[lbo-talk] Enthusiasm

Marv Gandall marvgand at gmail.com
Sat Oct 30 12:15:39 PDT 2010


On 2010-10-30, at 12:38 PM, Shane Mage wrote:


>
> On Oct 30, 2010, at 11:04 AM, Marv Gandall wrote:
>> ...The New Deal was the product in part of a rising and militant trade union movement, many of its activists inspired by the example of the Russian Revolution...
>
> This is so not true. The New Deal started on March 4 1933 with the Bank Holiday--an act of naked executive power--and was shaped in the next "hundred days." At the time the trade union movement was moribund, the CIO not even a glint in John L's eye.

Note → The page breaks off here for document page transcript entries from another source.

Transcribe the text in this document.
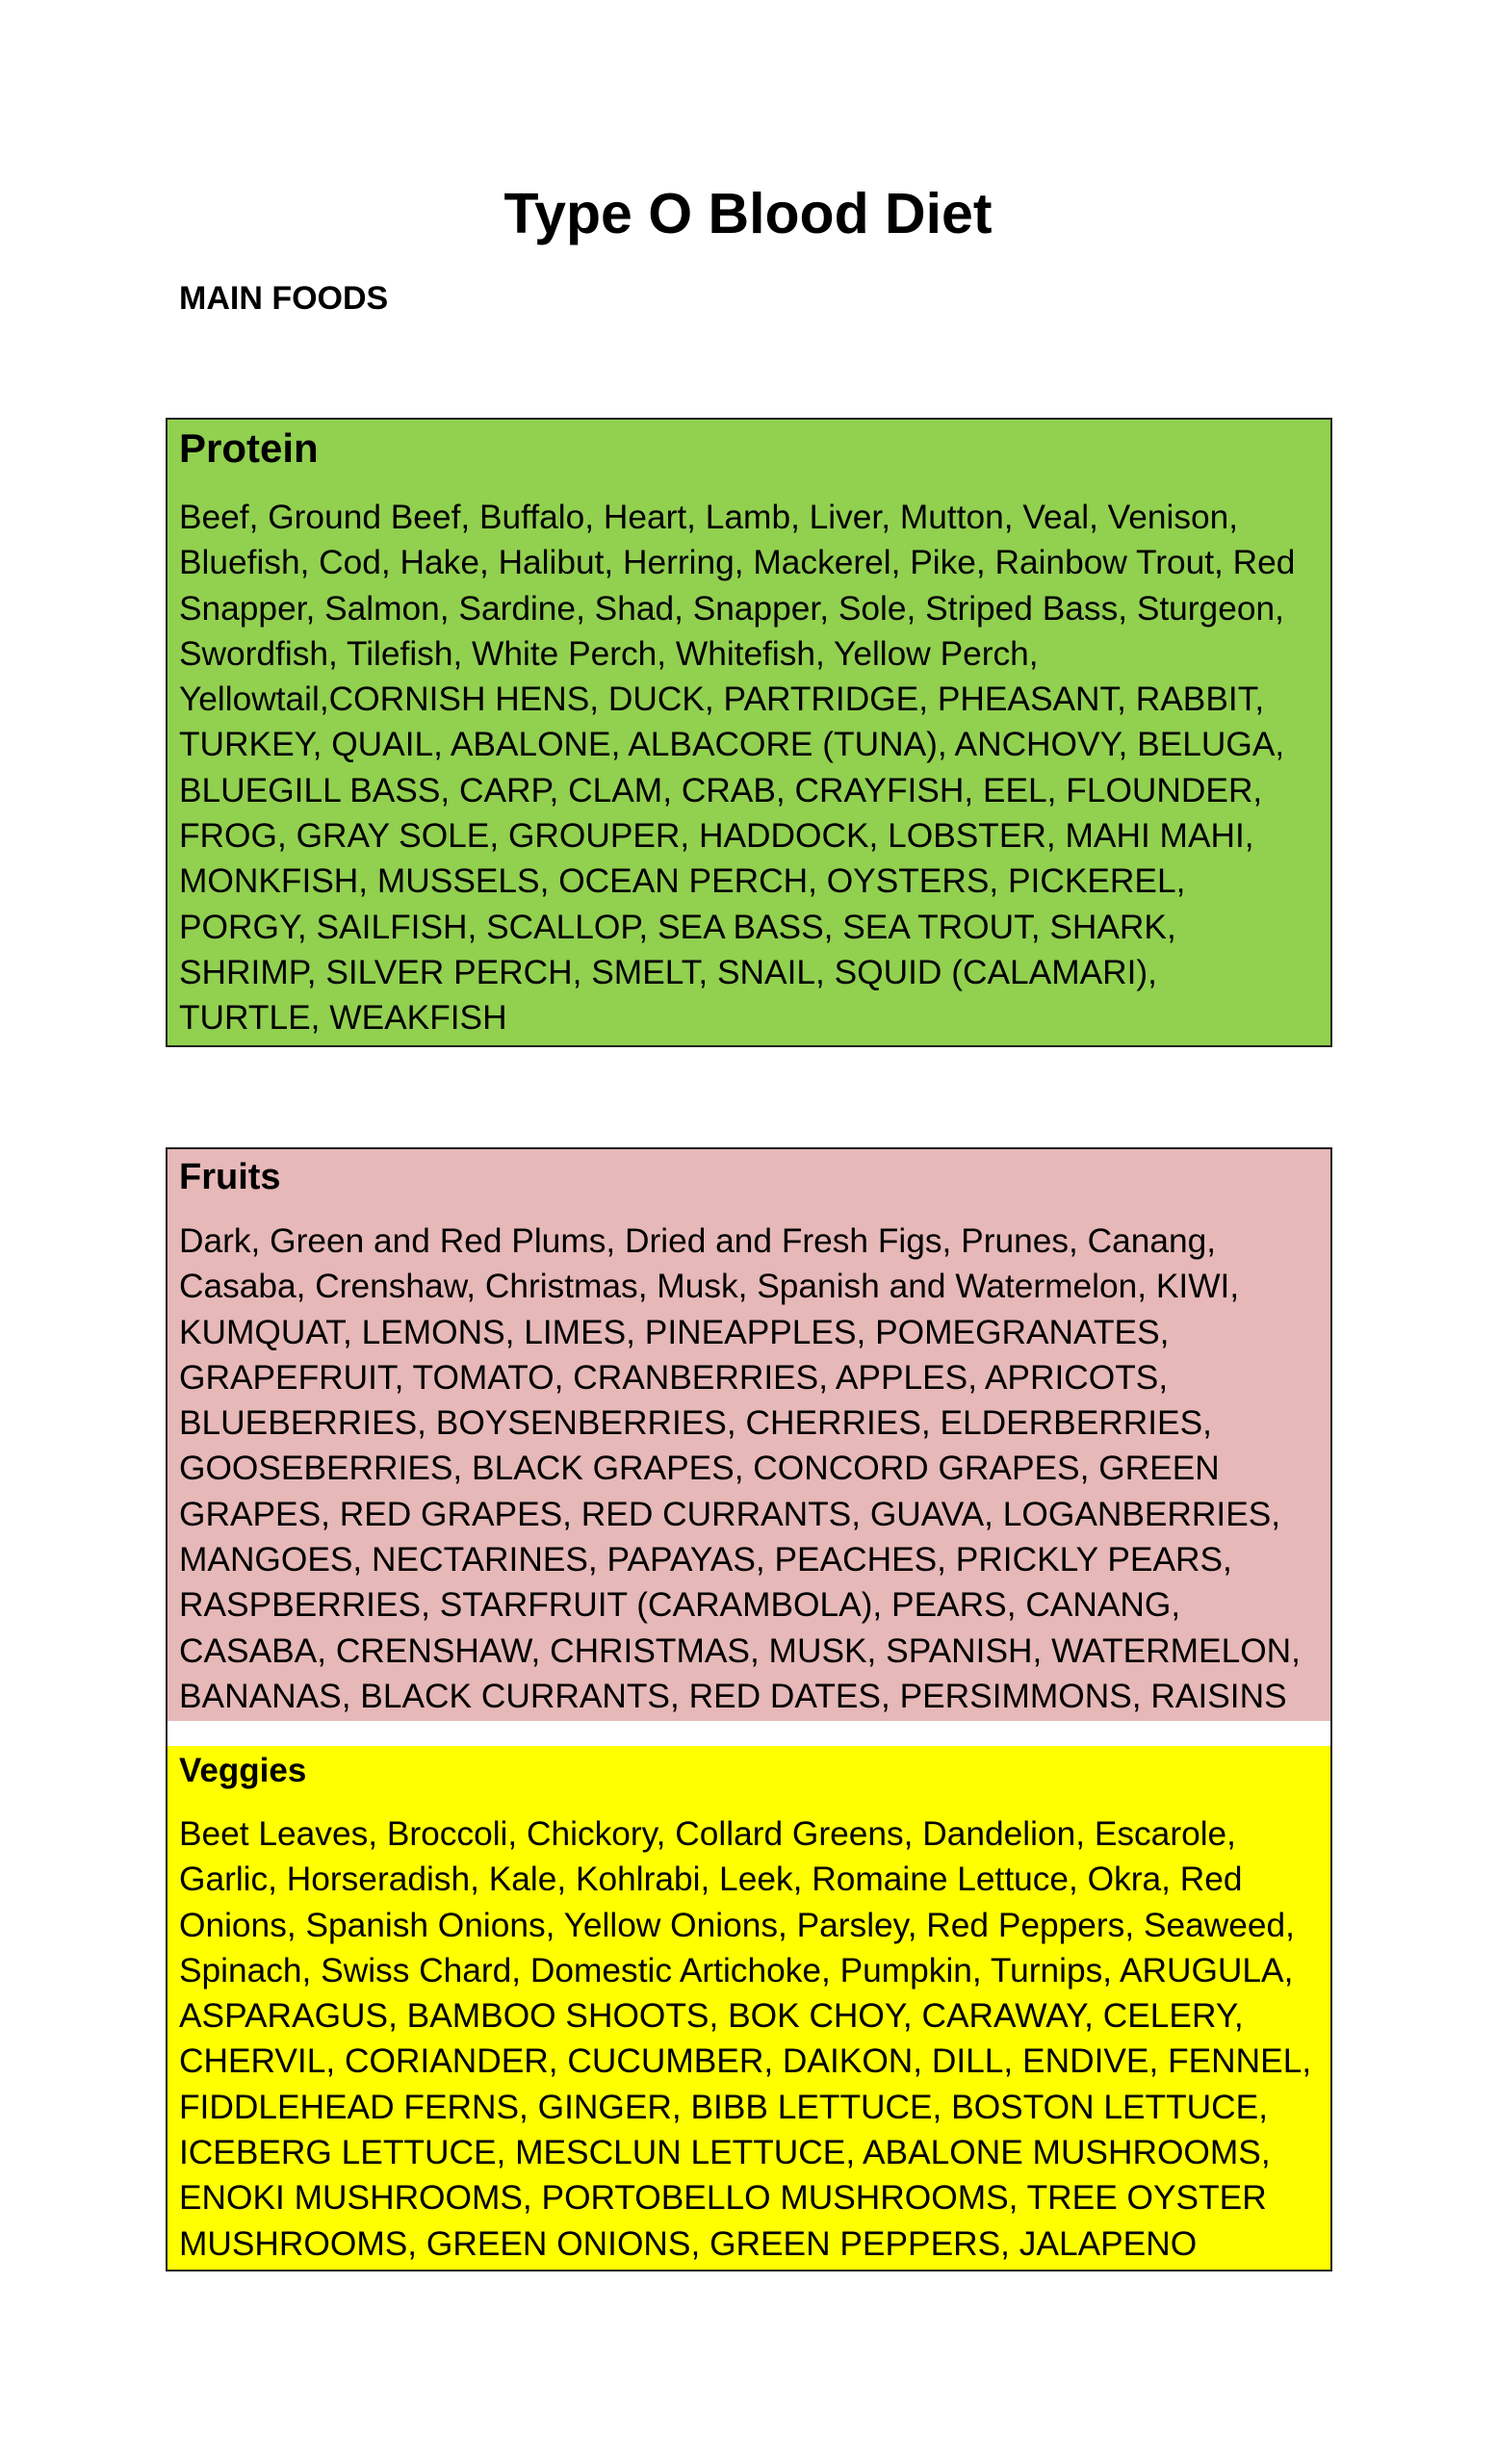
Type O Blood Diet

MAIN FOODS

Protein
Beef, Ground Beef, Buffalo, Heart, Lamb, Liver, Mutton, Veal, Venison,
Bluefish, Cod, Hake, Halibut, Herring, Mackerel, Pike, Rainbow Trout, Red
Snapper, Salmon, Sardine, Shad, Snapper, Sole, Striped Bass, Sturgeon,
Swordfish, Tilefish, White Perch, Whitefish, Yellow Perch,
Yellowtail,CORNISH HENS, DUCK, PARTRIDGE, PHEASANT, RABBIT,
TURKEY, QUAIL, ABALONE, ALBACORE (TUNA), ANCHOVY, BELUGA,
BLUEGILL BASS, CARP, CLAM, CRAB, CRAYFISH, EEL, FLOUNDER,
FROG, GRAY SOLE, GROUPER, HADDOCK, LOBSTER, MAHI MAHI,
MONKFISH, MUSSELS, OCEAN PERCH, OYSTERS, PICKEREL,
PORGY, SAILFISH, SCALLOP, SEA BASS, SEA TROUT, SHARK,
SHRIMP, SILVER PERCH, SMELT, SNAIL, SQUID (CALAMARI),
TURTLE, WEAKFISH
Fruits
Dark, Green and Red Plums, Dried and Fresh Figs, Prunes, Canang,
Casaba, Crenshaw, Christmas, Musk, Spanish and Watermelon, KIWI,
KUMQUAT, LEMONS, LIMES, PINEAPPLES, POMEGRANATES,
GRAPEFRUIT, TOMATO, CRANBERRIES, APPLES, APRICOTS,
BLUEBERRIES, BOYSENBERRIES, CHERRIES, ELDERBERRIES,
GOOSEBERRIES, BLACK GRAPES, CONCORD GRAPES, GREEN
GRAPES, RED GRAPES, RED CURRANTS, GUAVA, LOGANBERRIES,
MANGOES, NECTARINES, PAPAYAS, PEACHES, PRICKLY PEARS,
RASPBERRIES, STARFRUIT (CARAMBOLA), PEARS, CANANG,
CASABA, CRENSHAW, CHRISTMAS, MUSK, SPANISH, WATERMELON,
BANANAS, BLACK CURRANTS, RED DATES, PERSIMMONS, RAISINS
Veggies
Beet Leaves, Broccoli, Chickory, Collard Greens, Dandelion, Escarole,
Garlic, Horseradish, Kale, Kohlrabi, Leek, Romaine Lettuce, Okra, Red
Onions, Spanish Onions, Yellow Onions, Parsley, Red Peppers, Seaweed,
Spinach, Swiss Chard, Domestic Artichoke, Pumpkin, Turnips, ARUGULA,
ASPARAGUS, BAMBOO SHOOTS, BOK CHOY, CARAWAY, CELERY,
CHERVIL, CORIANDER, CUCUMBER, DAIKON, DILL, ENDIVE, FENNEL,
FIDDLEHEAD FERNS, GINGER, BIBB LETTUCE, BOSTON LETTUCE,
ICEBERG LETTUCE, MESCLUN LETTUCE, ABALONE MUSHROOMS,
ENOKI MUSHROOMS, PORTOBELLO MUSHROOMS, TREE OYSTER
MUSHROOMS, GREEN ONIONS, GREEN PEPPERS, JALAPENO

Agreed - my formulation was sloppy. The unions became important in FDR's second term. Funny, I corrected Woj on this point yesterday: "I suggest you go back and study the size and influence of the US trade unions and Socialist and Communist parties before and after the New Deal, as well as the pre-Keynesian economic orthodoxy prevailing in 1932. It was the rhetoric and policies of the New Deal which gave a powerful stimulus to the subsequent growth of the mass organizations and mass protest - not because FDR and the DP were radicals, but because their foremost concern was to boost mass purchasing power and revive growth."